Nicolyn Woodcock

Position
Name
Nicolyn Woodcock
Candidate statement
Assistant Director, Asian and Native American Center, Wright State University

Bio: I first attended the AAAS conference in 2015 at Evanston, IL and have built an incredible community of mentors and peers over the past decade, especially through the Filipinx, Comfort Women, and Critical Mixed Race Studies sections. Through my article, “Tasting the Forgotten War,” I was also lucky to work with anonymous peer reviewers and the editorial staff of JAAS in 2018. I am excited by the opportunity to deepen my involvement and contribute to the future of AAAS. I am particularly interested in offering support to emerging scholars and graduate students, creating a welcoming environment like I experienced when new to the organization. I look forward to representing the Midwest region, where I was raised and educated and have made my home. The region is not without its flaws, and now more than ever, needs advocacy for higher education and ethnic studies, especially outside of its urban and progressive hubs.

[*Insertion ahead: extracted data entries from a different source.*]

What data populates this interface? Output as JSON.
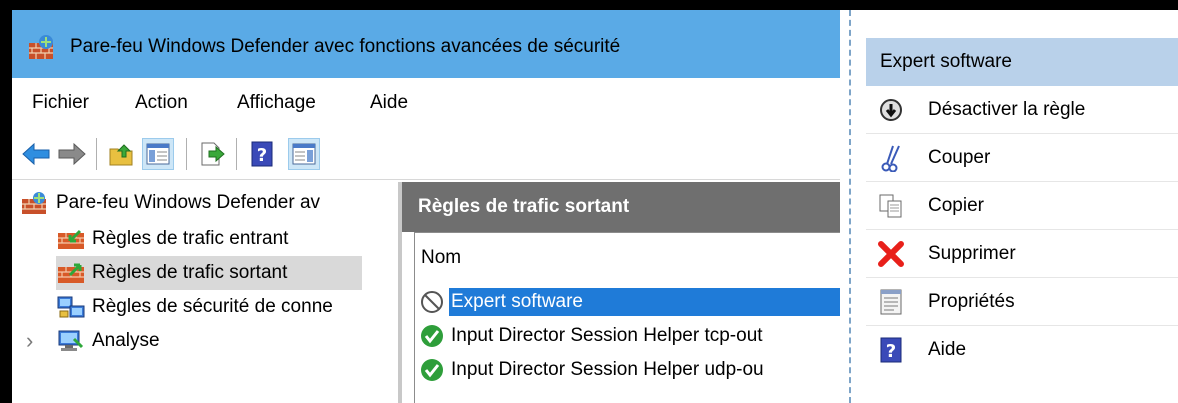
{
  "window": {
    "title": "Pare-feu Windows Defender avec fonctions avancées de sécurité"
  },
  "menu": {
    "items": [
      "Fichier",
      "Action",
      "Affichage",
      "Aide"
    ]
  },
  "toolbar": {
    "buttons": [
      "back-arrow-icon",
      "forward-arrow-icon",
      "up-folder-icon",
      "show-hide-console-tree-icon",
      "export-list-icon",
      "help-icon",
      "show-hide-action-pane-icon"
    ]
  },
  "tree": {
    "root": "Pare-feu Windows Defender av",
    "items": [
      {
        "label": "Règles de trafic entrant"
      },
      {
        "label": "Règles de trafic sortant",
        "selected": true
      },
      {
        "label": "Règles de sécurité de conne"
      },
      {
        "label": "Analyse",
        "expander": "›"
      }
    ]
  },
  "center": {
    "header": "Règles de trafic sortant",
    "column": "Nom",
    "rows": [
      {
        "name": "Expert software",
        "status": "disabled",
        "selected": true
      },
      {
        "name": "Input Director Session Helper tcp-out",
        "status": "enabled"
      },
      {
        "name": "Input Director Session Helper udp-ou",
        "status": "enabled"
      }
    ]
  },
  "actions": {
    "header": "Expert software",
    "items": [
      {
        "label": "Désactiver la règle",
        "icon": "disable-rule-icon"
      },
      {
        "label": "Couper",
        "icon": "scissors-icon"
      },
      {
        "label": "Copier",
        "icon": "copy-icon"
      },
      {
        "label": "Supprimer",
        "icon": "delete-x-icon"
      },
      {
        "label": "Propriétés",
        "icon": "properties-icon"
      },
      {
        "label": "Aide",
        "icon": "help-icon"
      }
    ]
  },
  "colors": {
    "titlebar": "#5aaae6",
    "selection": "#1f7bd8",
    "center_header": "#6f6f6f",
    "actions_header": "#b9d1ea",
    "delete_red": "#e8201a",
    "enabled_green": "#2e9e3a"
  }
}
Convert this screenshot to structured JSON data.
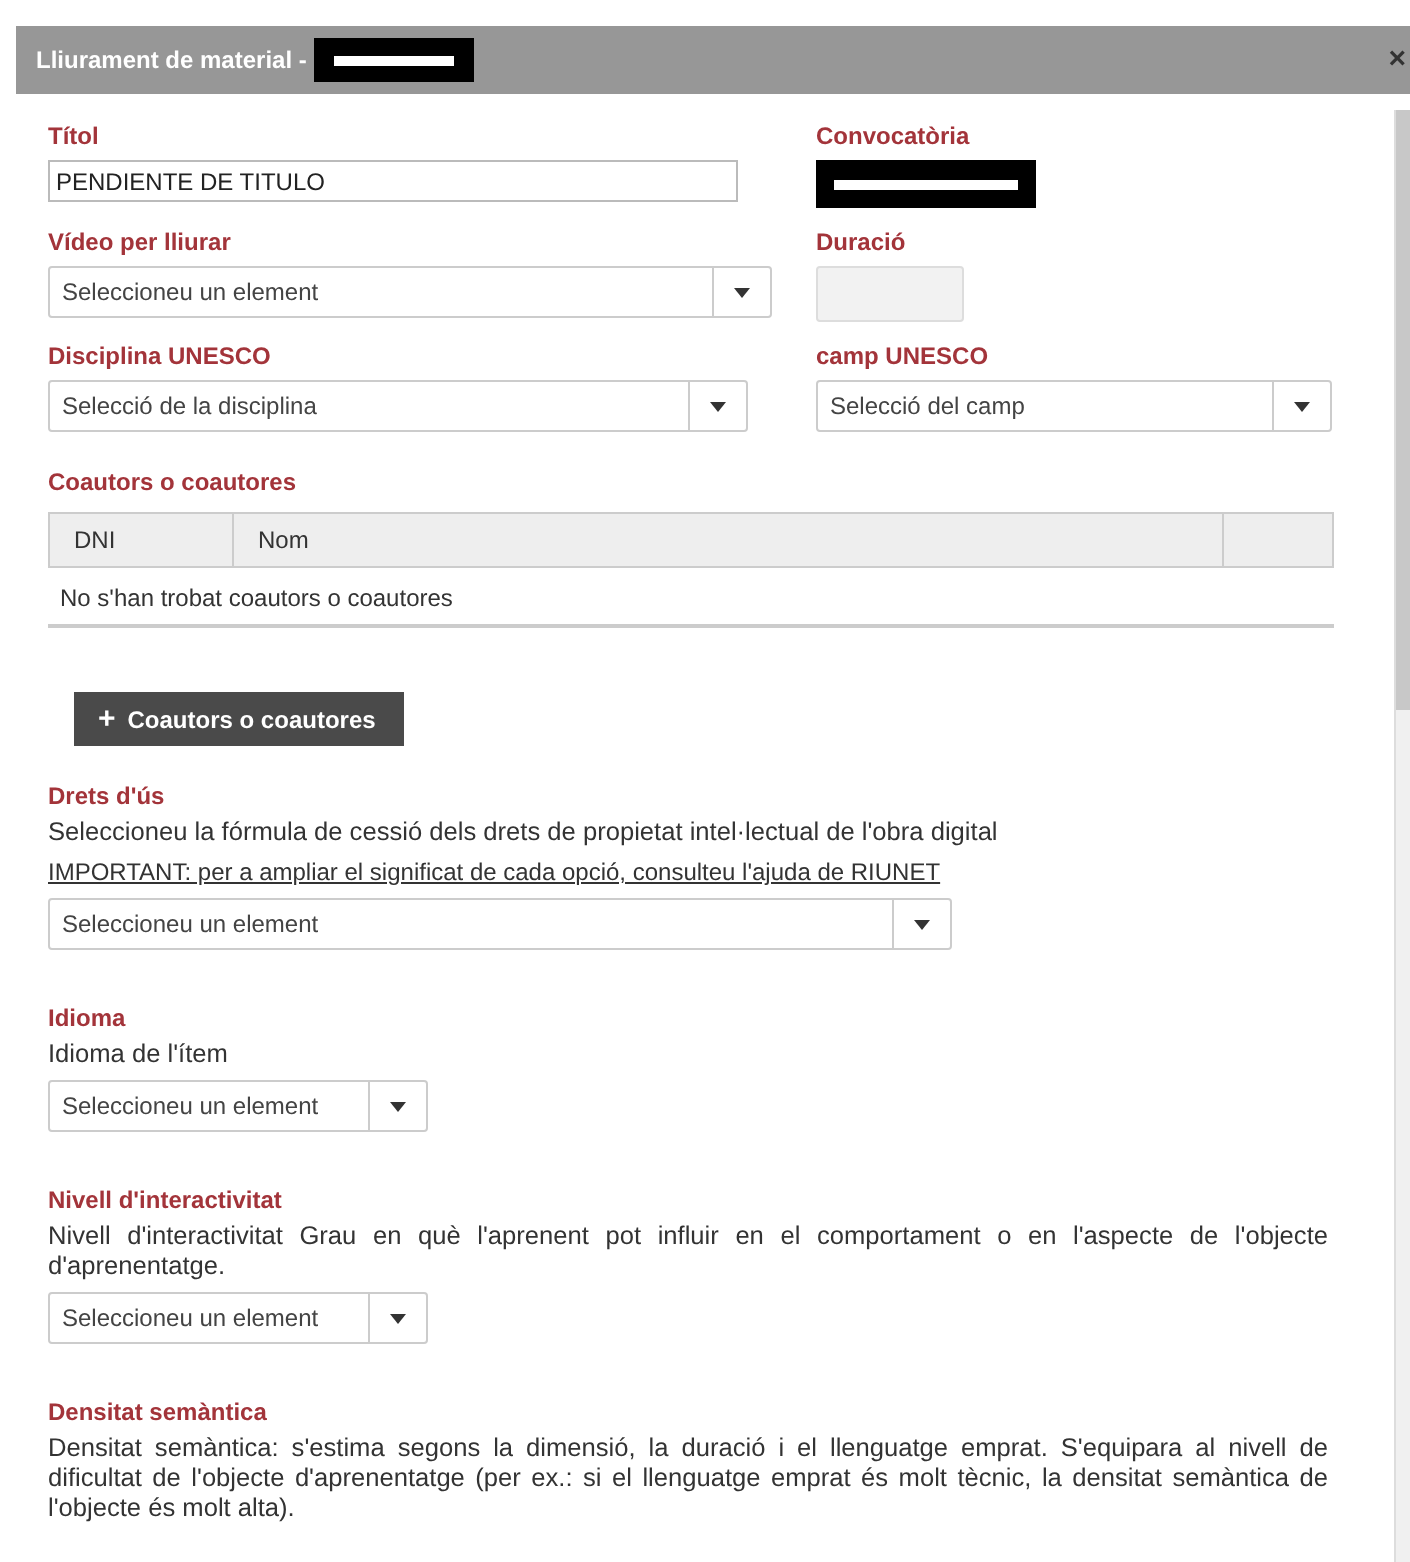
{
  "window": {
    "title": "Lliurament de material -",
    "close": "×"
  },
  "title_field": {
    "label": "Títol",
    "value": "PENDIENTE DE TITULO"
  },
  "call": {
    "label": "Convocatòria"
  },
  "video": {
    "label": "Vídeo per lliurar",
    "placeholder": "Seleccioneu un element"
  },
  "duration": {
    "label": "Duració"
  },
  "discipline": {
    "label": "Disciplina UNESCO",
    "placeholder": "Selecció de la disciplina"
  },
  "field_unesco": {
    "label": "camp UNESCO",
    "placeholder": "Selecció del camp"
  },
  "coauthors": {
    "label": "Coautors o coautores",
    "columns": [
      "DNI",
      "Nom"
    ],
    "empty": "No s'han trobat coautors o coautores",
    "add_button": {
      "icon": "+",
      "label": "Coautors o coautores"
    }
  },
  "sections": [
    {
      "label": "Drets d'ús",
      "description": "Seleccioneu la fórmula de cessió dels drets de propietat intel·lectual de l'obra digital",
      "link": "IMPORTANT: per a ampliar el significat de cada opció, consulteu l'ajuda de RIUNET",
      "select": {
        "kind": "wide",
        "placeholder": "Seleccioneu un element"
      }
    },
    {
      "label": "Idioma",
      "description": "Idioma de l'ítem",
      "select": {
        "kind": "narrow",
        "placeholder": "Seleccioneu un element"
      }
    },
    {
      "label": "Nivell d'interactivitat",
      "description": "Nivell d'interactivitat Grau en què l'aprenent pot influir en el comportament o en l'aspecte de l'objecte d'aprenentatge.",
      "select": {
        "kind": "narrow",
        "placeholder": "Seleccioneu un element"
      }
    },
    {
      "label": "Densitat semàntica",
      "description": "Densitat semàntica: s'estima segons la dimensió, la duració i el llenguatge emprat. S'equipara al nivell de dificultat de l'objecte d'aprenentatge (per ex.: si el llenguatge emprat és molt tècnic, la densitat semàntica de l'objecte és molt alta)."
    }
  ]
}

Most recently, I served as the director of the Asian and Native American Center at Wright State University, a position and a space outlawed by 2025 anti-DEI legislation in Ohio. I earned my PhD in English from Miami University (Ohio) and have previously been a faculty member at Colorado College, Clark University, and Medaille College. My teaching has been in twentieth-century American, multiethnic, and Asian American literary studies and my research interests include transpacific US empire, intimacy, war stories, and food studies. I am especially interested in narratives emerging from the spaces and legacies of US war and militarism in Asia since the late nineteenth century. Other publications include “Narratives of Intimacy in Asian American Literature” in the Oxford Research Encyclopedia, “‘Yellow Fever’ at Whole Foods” in Eating More Asian America, and “The Intimate Labors of World War II: Sex, Race, and Belonging in Lisa See’s China Dolls” in Frontiers.

I have been especially interested in the experiences of Asian Americans in the Midwest, both professionally — see my article “Reading Midwest Asian America in Celeste Ng’s Everything I Never Told You” in American Studies and my contribution to Midstory’s “Asian in Ohio” — and in personal and community engagement, such as with OPAWL, a statewide AAPI feminist leadership organization. Within OPAWL, I serve as co-leader of the Dayton caucus, am a member of the Grassroots Fundraising Working Group, and have been involved in the “Educating for Ohio’s Future” legislative campaign, a nonpartisan grassroots effort for K-12 social studies curricula to reflect the diversity of Ohio’s communities, past through present.